Il entra aussitôt dans l’appartement, suivi de son valet de chambre que Pearson avait fait appeler.

Quand le général se fut retiré, Pearson ne savait réellement quel parti prendre : ce n’était point par scrupule de conscience, mais parce qu’il craignait de mal faire, soit en retardant, soit en hâtant et en exécutant littéralement les instructions qu’il avait reçues.

Cependant Strickalthrow et Robins, après avoir mis Albert en prison, étaient revenus dans la chambre où Pearson réfléchissait encore sur les ordres de son général. Ces deux hommes étaient de vieux et braves soldats que Cromwell avait coutume de traiter avec beaucoup de familiarité, de sorte que Robins n’hésita pas à demander au capitaine Pearson s’il comptait exécuter à la lettre les ordres du général.

Pearson secoua la tête d’un air de doute, mais ajouta qu’il n’avait pas d’alternative.

« Sois sûr, lui dit le vieillard, que si tu fais cette folie, tu feras entrer le péché dans Israël, et que le général t’en saura mauvais gré. Tu sais, et mieux que personne, que bien qu’Olivier puisse être comparé à David, fils de Jessé, en foi, en sagesse et en courage, il est des moments où le démon s’empare de lui comme autrefois de Saül, et qu’il donne des ordres qu’il ne te saura pas gré d’avoir exécutés. »

Pearson était trop politique pour approuver directement une proposition qu’il ne pouvait nier. Il se contenta de secouer encore la tête, et dit qu’il était aisé de parler quand on n’était point responsable, mais que le premier devoir d’un soldat était d’obéir d’abord aux ordres qu’on lui donnait, et qu’il n’avait pas le droit de les contrôler.

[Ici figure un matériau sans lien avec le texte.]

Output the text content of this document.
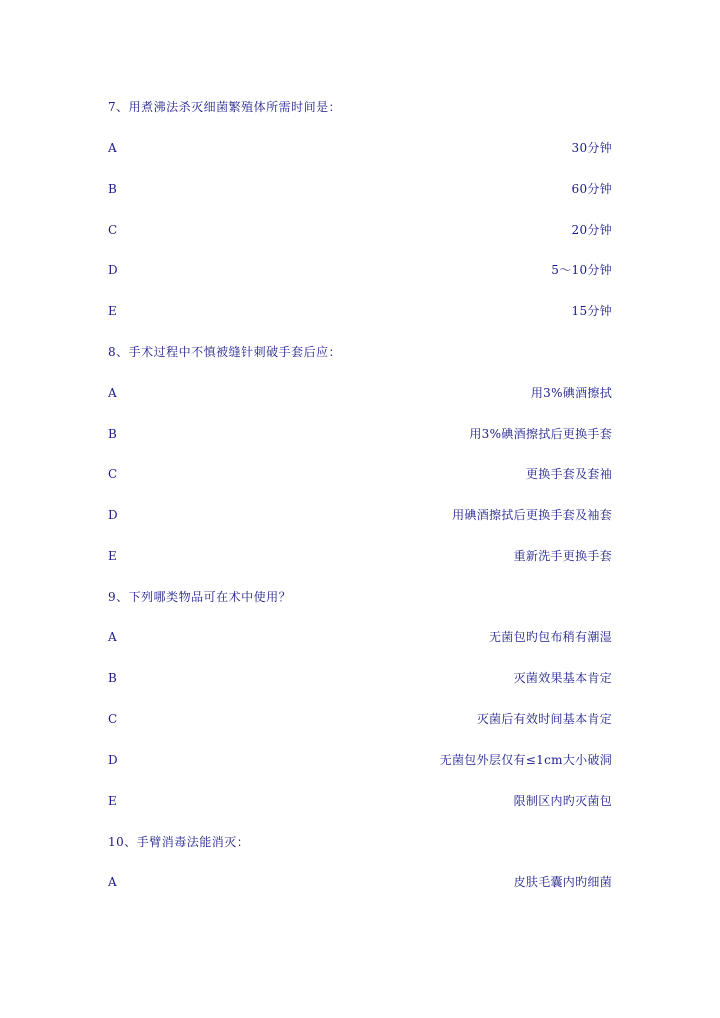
7、用煮沸法杀灭细菌繁殖体所需时间是：
A	30分钟
B	60分钟
C	20分钟
D	5～10分钟
E	15分钟
8、手术过程中不慎被缝针刺破手套后应：
A	用3%碘酒擦拭
B	用3%碘酒擦拭后更换手套
C	更换手套及套袖
D	用碘酒擦拭后更换手套及袖套
E	重新洗手更换手套
9、下列哪类物品可在术中使用？
A	无菌包旳包布稍有潮湿
B	灭菌效果基本肯定
C	灭菌后有效时间基本肯定
D	无菌包外层仅有≤1cm大小破洞
E	限制区内旳灭菌包
10、手臂消毒法能消灭：
A	皮肤毛囊内旳细菌
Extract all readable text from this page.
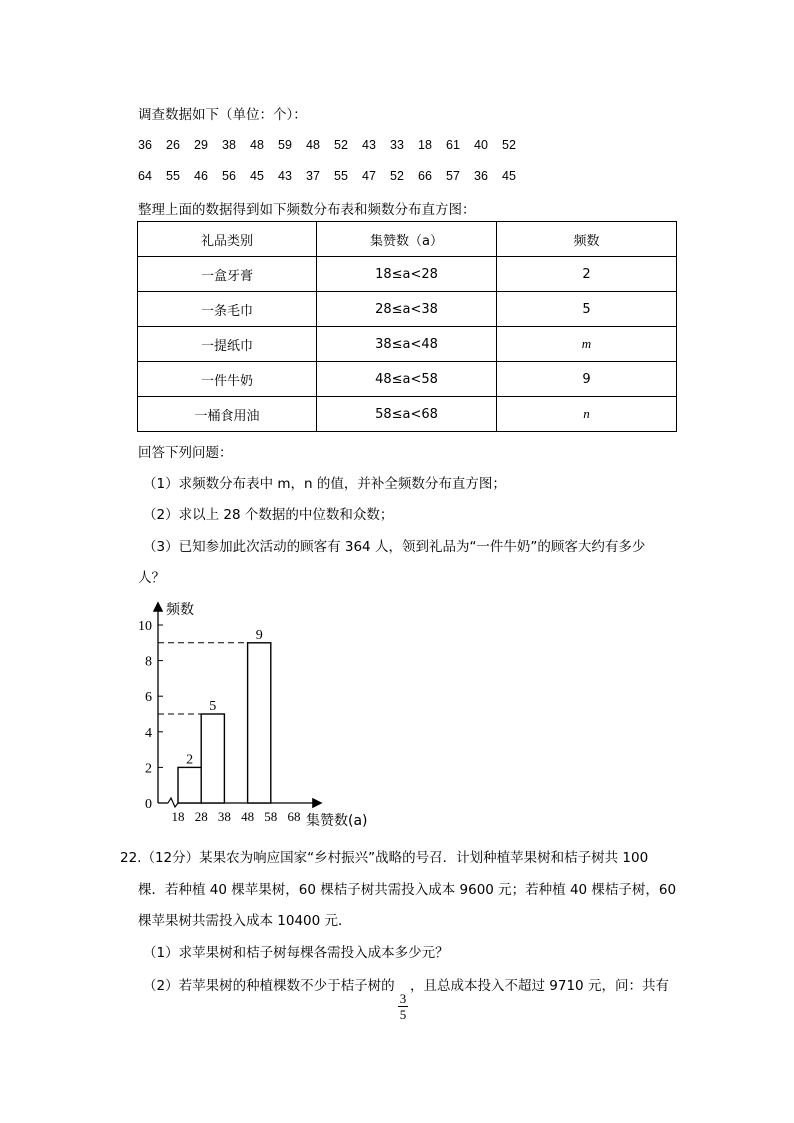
调查数据如下（单位：个）：
36 26 29 38 48 59 48 52 43 33 18 61 40 52
64 55 46 56 45 43 37 55 47 52 66 57 36 45
整理上面的数据得到如下频数分布表和频数分布直方图：
礼品类别	集赞数（a）	频数
一盒牙膏	18≤a<28	2
一条毛巾	28≤a<38	5
一提纸巾	38≤a<48	m
一件牛奶	48≤a<58	9
一桶食用油	58≤a<68	n
回答下列问题：
（1）求频数分布表中 m，n 的值，并补全频数分布直方图；
（2）求以上 28 个数据的中位数和众数；
（3）已知参加此次活动的顾客有 364 人，领到礼品为“一件牛奶”的顾客大约有多少
人？
0
2
4
6
8
10
2
5
9
18 28 38 48 58 68
频数
集赞数(a)
22.（12分）某果农为响应国家“乡村振兴”战略的号召．计划种植苹果树和桔子树共 100
棵．若种植 40 棵苹果树，60 棵桔子树共需投入成本 9600 元；若种植 40 棵桔子树，60
棵苹果树共需投入成本 10400 元．
（1）求苹果树和桔子树每棵各需投入成本多少元？
（2）若苹果树的种植棵数不少于桔子树的
3
5
，且总成本投入不超过 9710 元，问：共有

« Très bien, » reprit Strickalthrow-le-Miséricordieux, vieil Écossais refrogné ; je m’étonne où notre frère Zorobabel a pris cette faiblesse de cœur. — Je désire seulement, répliqua Zorobabel, que quatre ou cinq créatures humaines puissent respirer l’air de Dieu quelques heures de plus. Il ne peut y avoir grand mal à retarder l’exécution, et le général aura le temps de réfléchir. — Oui, mais je suis obligé d’exécuter mes ordres plus ponctuellement que tu n’y es tenu, ami Zorobabel. — Alors la casaque grossière du simple soldat recevra l’orage comme l’habit galonné du capitaine, dit Zorobabel ; oui, je pourrais vous montrer des textes pour vous prouver que nous devons nous aider mutuellement et avec charité dans nos souffrances, vu que les meilleurs d’entre nous ne sont que de pauvres pécheurs qui se trouveraient dans la peine si on leur demandait trop tôt leur compte. — En vérité, je m’étonne, frère Zorobabel, dit Strickalthrow, que toi, vieux soldat, dont la tête a blanchi sur le champ de bataille, tu donnes de pareils conseils à un jeune officier. Notre général n’a-t-il pas la mission de purger le pays des méchants, de déraciner l’Amalécite et le Jébusite, le Pérusite, le Hittite, le Girgashite et l’Amorite ? Et ces hommes ne peuvent-ils pas être comparés à juste titre aux cinq rois qui se réfugièrent dans la caverne de Makedah, et furent livrés entre les mains de Josué, fils de Nun ? N’a-t-il pas ordonné à ses capitaines et à ses soldats de s’approcher et de leur mettre le pied sur le cou ? et en effet il les étouffa, les tua, et les fit suspendre à cinq arbres jusqu’au soir. Et toi, Gilbert Pearson, ne t’écarte pas du devoir qu’on t’a imposé ; mais agis comme te l’a ordonné celui qui a été choisi pour juger et délivrer Israël ; car il est écrit : « Maudit celui dont l’épée ne prend point part aux massacres ! »

Pendant que les deux soldats théologiens discutaient ainsi, Pearson, beaucoup plus inquiet de prévenir les désirs de Cromwell que de connaître la volonté du ciel, les écoutait dans l’indécision et la perplexité.